A dripping faucet is annoying, especially if you can hear it while you’re trying to sleep or relax after a hard day’s work. But, it’s more than just annoying, it can actually be costly.
A very simple leak, with a drip once every minute or so, that equates to approximately 7-10 gallons of water a day, which is 3,600 gallons a year and an estimated cost of $20 on your water bill.
That probably doesn’t sound too bad.
However, that’s a slow drip, the faster the pace of the dripping the more it’s going to cost you. A fast dripping faucet could use between 30-100 gallons of water per day. You’ll notice a difference of between $60 and $200on your water bill.
That’s probably enough incentive to get you calling your local plumber in Sydney.
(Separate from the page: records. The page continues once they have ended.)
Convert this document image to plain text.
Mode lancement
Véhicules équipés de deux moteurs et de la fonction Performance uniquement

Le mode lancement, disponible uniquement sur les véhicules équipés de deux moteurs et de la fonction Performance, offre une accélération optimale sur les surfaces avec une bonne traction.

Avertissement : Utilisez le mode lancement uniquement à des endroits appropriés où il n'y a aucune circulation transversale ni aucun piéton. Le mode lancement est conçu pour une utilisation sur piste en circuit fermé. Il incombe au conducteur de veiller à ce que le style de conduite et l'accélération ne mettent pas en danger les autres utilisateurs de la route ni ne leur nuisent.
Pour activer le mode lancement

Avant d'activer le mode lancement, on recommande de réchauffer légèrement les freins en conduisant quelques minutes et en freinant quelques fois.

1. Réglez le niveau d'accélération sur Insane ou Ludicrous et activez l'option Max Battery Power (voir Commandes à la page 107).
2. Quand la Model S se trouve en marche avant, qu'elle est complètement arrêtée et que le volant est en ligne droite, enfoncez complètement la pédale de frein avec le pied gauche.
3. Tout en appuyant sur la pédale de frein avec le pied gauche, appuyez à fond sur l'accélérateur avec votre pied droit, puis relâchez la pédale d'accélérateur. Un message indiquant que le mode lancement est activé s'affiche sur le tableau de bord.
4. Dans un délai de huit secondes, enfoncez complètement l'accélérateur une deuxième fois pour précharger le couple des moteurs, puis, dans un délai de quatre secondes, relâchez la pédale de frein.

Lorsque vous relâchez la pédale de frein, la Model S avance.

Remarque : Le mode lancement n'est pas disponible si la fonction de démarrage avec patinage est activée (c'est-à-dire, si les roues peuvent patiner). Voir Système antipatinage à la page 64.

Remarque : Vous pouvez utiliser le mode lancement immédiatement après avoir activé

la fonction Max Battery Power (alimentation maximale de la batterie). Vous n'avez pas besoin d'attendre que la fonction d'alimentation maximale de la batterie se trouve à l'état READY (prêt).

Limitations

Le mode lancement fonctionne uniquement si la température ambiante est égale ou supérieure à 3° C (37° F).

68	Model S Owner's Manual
But, that’s not the only cost you need to think about.
Environmental issues and climate concerns are moving to the front of most people’s thoughts, and for good reason. We only have one planet and we need to look after it.
Did you know that less than 1% of all the water on Earth can be used by humans? In fact, not even all of the water accessible to us can actually be used by us. That gives you an illustration of how important water conservation really is.
We need water to survive, every drop really does count.
You may not notice a direct increase in your spending because of environmental concerns, but, it will affect the environment which will ultimately impact your pocket through increased manufacturing costs. Of course, it can also affect your quality of life if water becomes scarce.
There are other, more noticeable costs attached to leaking faucets. While the water generally goes down the drain, this is not always the case, depending on the location of the leak and your plumbing system.
A leaking faucet that goes undetected and leaks onto the floor will cause damp, this will increase the likelihood of mold appearing in your home, which is not good for your health.
Damp also penetrates the fabric of the building. Over time it can cause wet rot in wood, this makes the wood soft and could cause part of your floor to collapse. At the very least you’ll have to pay for the faucet and other appliances to be removed and the floor replaced. If the damp has got into structural wood you may find that there is an issue with the stability of part of your home, that could be a much more costly repair.
Damp can also penetrate the walls of your home, damaging the decoration and causing cracks. If the leak continues for long enough damp can cause movement in your home, potentially making it unsafe to live in.
A leaking faucet may not be this extreme, but it is possible. Considering how cheap it is to get it fixed, it’s a good idea to inspect them regularly and fix an issue quickly.